One swallow doesn't make a summer, but one striker can make a season.
Benteke may struggle to live up to the billing.
Brendan Rodgers spent £32.5 million on the Belgian, but then left his striker flailing in a formation utterly unsuited to his strengths.
Benteke scores most of his goals in the air. Liverpool rarely crossed. The forward thrives on balls played over the shoulder of the last defender, but the Reds played tippy-tappy around the box, in a fashion that was neither penetrative nor pretty.
DOESN'T FIT
Coutinho and Adam Lallana slipped in passes for a striker who isn't particularly slippery, leaving all three men looking like round pegs in square holes.
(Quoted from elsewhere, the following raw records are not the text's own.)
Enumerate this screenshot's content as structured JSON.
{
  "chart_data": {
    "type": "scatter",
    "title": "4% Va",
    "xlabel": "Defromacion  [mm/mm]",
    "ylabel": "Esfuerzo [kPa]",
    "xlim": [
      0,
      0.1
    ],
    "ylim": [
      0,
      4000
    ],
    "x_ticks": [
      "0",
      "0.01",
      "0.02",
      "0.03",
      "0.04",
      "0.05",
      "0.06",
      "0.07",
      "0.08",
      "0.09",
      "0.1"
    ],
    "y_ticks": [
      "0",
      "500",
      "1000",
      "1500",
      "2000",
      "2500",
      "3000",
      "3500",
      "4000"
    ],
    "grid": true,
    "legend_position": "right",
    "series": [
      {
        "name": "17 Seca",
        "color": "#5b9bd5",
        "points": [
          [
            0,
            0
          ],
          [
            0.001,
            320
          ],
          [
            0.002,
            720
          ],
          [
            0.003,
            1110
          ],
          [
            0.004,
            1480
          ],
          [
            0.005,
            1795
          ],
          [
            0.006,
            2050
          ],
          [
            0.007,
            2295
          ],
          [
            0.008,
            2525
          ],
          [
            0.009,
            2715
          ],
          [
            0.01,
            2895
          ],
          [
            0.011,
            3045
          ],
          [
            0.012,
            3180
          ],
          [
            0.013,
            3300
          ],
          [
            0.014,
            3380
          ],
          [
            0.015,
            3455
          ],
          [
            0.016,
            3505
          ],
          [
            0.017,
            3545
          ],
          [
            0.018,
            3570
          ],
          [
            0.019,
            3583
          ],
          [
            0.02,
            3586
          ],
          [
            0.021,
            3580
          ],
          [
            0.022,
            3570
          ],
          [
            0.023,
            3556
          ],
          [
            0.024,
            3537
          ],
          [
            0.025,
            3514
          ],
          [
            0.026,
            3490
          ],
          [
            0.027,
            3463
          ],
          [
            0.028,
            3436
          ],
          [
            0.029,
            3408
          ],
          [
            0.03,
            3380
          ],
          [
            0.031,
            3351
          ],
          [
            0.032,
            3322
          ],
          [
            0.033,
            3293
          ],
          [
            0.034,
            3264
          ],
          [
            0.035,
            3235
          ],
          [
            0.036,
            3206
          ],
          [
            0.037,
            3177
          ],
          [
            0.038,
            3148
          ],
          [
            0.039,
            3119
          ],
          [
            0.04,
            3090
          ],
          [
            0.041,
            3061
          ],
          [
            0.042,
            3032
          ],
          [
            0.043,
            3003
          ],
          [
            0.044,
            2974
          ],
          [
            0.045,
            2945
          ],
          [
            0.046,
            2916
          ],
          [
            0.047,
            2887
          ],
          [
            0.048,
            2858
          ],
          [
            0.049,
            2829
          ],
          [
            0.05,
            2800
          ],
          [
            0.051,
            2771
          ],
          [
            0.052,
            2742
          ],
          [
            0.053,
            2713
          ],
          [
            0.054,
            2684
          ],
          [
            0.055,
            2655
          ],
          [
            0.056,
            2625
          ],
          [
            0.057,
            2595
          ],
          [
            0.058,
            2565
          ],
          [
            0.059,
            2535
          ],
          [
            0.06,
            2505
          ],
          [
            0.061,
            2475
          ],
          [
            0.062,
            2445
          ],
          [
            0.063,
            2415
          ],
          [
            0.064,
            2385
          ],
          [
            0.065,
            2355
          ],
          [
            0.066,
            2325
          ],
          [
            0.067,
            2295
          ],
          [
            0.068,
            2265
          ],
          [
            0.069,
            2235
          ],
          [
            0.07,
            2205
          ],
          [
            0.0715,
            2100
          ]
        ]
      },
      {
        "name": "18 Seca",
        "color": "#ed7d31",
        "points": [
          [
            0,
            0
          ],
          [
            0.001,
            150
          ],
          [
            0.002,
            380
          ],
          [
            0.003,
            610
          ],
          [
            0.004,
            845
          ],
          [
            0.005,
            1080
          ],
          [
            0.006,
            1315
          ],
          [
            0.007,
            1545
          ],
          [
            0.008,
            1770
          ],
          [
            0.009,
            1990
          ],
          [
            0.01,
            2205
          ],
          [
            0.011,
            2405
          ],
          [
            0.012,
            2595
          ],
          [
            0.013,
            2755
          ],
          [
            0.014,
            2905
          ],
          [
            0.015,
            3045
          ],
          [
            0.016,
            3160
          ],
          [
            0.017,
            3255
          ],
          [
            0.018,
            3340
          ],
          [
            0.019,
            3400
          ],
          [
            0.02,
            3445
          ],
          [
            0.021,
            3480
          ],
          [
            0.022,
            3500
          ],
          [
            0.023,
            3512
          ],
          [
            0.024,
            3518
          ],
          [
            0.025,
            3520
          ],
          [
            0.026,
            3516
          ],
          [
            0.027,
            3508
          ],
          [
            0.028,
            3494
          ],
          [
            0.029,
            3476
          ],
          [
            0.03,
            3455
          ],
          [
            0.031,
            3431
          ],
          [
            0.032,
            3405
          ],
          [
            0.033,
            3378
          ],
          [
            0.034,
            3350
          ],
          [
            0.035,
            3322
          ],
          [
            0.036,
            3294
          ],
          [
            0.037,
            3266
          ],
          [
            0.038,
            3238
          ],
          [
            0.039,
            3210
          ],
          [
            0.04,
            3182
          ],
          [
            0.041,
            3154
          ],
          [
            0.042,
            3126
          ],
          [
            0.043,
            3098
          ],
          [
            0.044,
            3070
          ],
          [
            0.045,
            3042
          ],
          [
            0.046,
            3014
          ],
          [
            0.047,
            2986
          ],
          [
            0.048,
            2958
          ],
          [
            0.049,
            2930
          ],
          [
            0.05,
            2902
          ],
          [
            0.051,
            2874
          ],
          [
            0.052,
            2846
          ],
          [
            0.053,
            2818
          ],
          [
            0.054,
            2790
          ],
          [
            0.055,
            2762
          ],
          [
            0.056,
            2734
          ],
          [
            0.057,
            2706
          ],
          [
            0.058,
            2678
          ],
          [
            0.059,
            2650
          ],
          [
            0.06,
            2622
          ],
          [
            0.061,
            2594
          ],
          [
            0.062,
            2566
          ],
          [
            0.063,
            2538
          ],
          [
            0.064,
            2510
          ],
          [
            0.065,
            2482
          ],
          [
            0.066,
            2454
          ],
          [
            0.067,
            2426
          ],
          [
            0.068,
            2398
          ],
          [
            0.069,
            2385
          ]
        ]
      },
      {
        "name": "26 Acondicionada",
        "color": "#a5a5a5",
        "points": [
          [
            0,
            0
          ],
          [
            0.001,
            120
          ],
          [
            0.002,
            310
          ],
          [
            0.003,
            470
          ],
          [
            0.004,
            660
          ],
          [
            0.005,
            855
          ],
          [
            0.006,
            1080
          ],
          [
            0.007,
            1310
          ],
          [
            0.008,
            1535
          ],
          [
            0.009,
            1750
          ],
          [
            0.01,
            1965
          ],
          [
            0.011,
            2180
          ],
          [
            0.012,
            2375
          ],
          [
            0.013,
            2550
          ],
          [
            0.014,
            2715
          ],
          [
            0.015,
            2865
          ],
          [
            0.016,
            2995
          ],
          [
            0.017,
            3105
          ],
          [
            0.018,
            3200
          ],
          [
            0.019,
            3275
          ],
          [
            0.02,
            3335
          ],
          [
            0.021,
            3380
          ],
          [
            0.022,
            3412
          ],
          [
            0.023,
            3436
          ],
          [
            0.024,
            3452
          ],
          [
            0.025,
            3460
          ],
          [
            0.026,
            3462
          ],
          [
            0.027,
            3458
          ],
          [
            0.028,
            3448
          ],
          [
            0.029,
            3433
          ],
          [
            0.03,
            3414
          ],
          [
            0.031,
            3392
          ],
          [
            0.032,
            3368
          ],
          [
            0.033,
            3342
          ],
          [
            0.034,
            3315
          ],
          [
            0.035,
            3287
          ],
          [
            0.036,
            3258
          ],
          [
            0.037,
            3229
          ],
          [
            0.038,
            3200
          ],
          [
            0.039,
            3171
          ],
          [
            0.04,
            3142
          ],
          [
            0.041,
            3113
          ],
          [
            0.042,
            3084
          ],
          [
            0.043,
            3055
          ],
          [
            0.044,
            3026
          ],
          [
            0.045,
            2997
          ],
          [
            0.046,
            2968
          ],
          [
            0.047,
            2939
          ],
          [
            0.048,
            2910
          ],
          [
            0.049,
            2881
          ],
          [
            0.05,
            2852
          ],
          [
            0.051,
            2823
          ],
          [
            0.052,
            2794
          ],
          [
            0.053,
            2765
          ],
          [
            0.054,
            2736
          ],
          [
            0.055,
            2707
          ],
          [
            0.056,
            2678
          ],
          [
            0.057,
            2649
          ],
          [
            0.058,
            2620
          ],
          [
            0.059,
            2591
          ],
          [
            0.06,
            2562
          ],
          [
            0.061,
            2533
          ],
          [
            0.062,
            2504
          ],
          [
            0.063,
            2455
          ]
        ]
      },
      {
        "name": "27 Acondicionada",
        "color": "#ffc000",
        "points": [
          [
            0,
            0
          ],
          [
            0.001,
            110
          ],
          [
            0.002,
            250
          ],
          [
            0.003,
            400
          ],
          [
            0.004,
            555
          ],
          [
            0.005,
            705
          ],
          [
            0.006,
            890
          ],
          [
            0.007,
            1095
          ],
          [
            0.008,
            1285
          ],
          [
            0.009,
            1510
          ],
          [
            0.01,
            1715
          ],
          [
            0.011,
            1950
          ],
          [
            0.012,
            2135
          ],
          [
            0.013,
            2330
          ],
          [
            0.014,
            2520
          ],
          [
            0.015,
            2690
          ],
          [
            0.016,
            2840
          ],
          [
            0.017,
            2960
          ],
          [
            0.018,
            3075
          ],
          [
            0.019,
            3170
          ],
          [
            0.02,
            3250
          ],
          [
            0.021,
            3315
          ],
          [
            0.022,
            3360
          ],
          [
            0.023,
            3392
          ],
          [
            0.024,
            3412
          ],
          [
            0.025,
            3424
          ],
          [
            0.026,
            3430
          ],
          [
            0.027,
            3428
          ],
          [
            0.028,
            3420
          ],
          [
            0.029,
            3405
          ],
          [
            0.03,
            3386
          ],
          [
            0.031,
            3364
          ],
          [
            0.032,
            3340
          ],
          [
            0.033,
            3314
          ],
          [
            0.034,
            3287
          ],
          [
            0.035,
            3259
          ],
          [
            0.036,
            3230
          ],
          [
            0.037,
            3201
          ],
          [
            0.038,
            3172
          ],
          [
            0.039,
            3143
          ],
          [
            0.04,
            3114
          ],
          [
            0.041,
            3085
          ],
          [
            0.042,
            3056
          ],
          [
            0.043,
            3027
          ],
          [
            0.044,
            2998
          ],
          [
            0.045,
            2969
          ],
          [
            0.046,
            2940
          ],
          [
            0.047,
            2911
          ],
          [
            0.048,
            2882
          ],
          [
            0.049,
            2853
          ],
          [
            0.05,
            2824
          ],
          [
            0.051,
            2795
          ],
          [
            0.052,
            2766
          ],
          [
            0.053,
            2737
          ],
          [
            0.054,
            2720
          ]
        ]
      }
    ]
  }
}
Benteke drifted away from the game, his threat diminishing with every misplaced pass. Either he drops deeper to gain possession or Lallana and Ibe float more crosses from the flanks.
The other alternative is to offer Roberto Firmino more than the 12 minutes he got.
Something's got to give because apart from Coutinho's freakish, late strike, Liverpool were mostly laboured, slow and maddeningly dull.
It's always worth reiterating that Rodgers has spent £300 million in three seasons.
He shops in first class, but the Reds are still stuck in economy. It was congested, low-frills stuff. Expect further turbulence in the weeks ahead.
Somewhere in Los Angeles, a departed legend recognised the jersey but not the lack of application.
Steven Gerrard's legs betrayed him but he left with a priceless commodity still intact, something missing from the plodding Reds.
They played with so little heart.
For Stoke, Charlie Adam grew in stature against his former team. Marco van Ginkel did enough to justify Hughes' decision to build his side around the Chelsea loanee and Ibrahim Afellay showed flashes of the kind of inspiration that Rodgers struggles to find in his own squad.
At the very least, the Reds didn't trudge from the Britannia turf 5-0 down at half-time this time around. Apparently, that's what £80 million buys Liverpool these days. There were no other straws to clutch.
The game's first presentable chance didn't arrive until the 64th minute, when Simon Mignolet tipped around Adam's cross-shot.
His save was decent, but certainly not worth the 63 eye-meltingly tedious minutes that preceded it.
A 0-0 draw would've been a fair result, but Coutinho cultivated enough space in the dying minutes to wave his magic wand.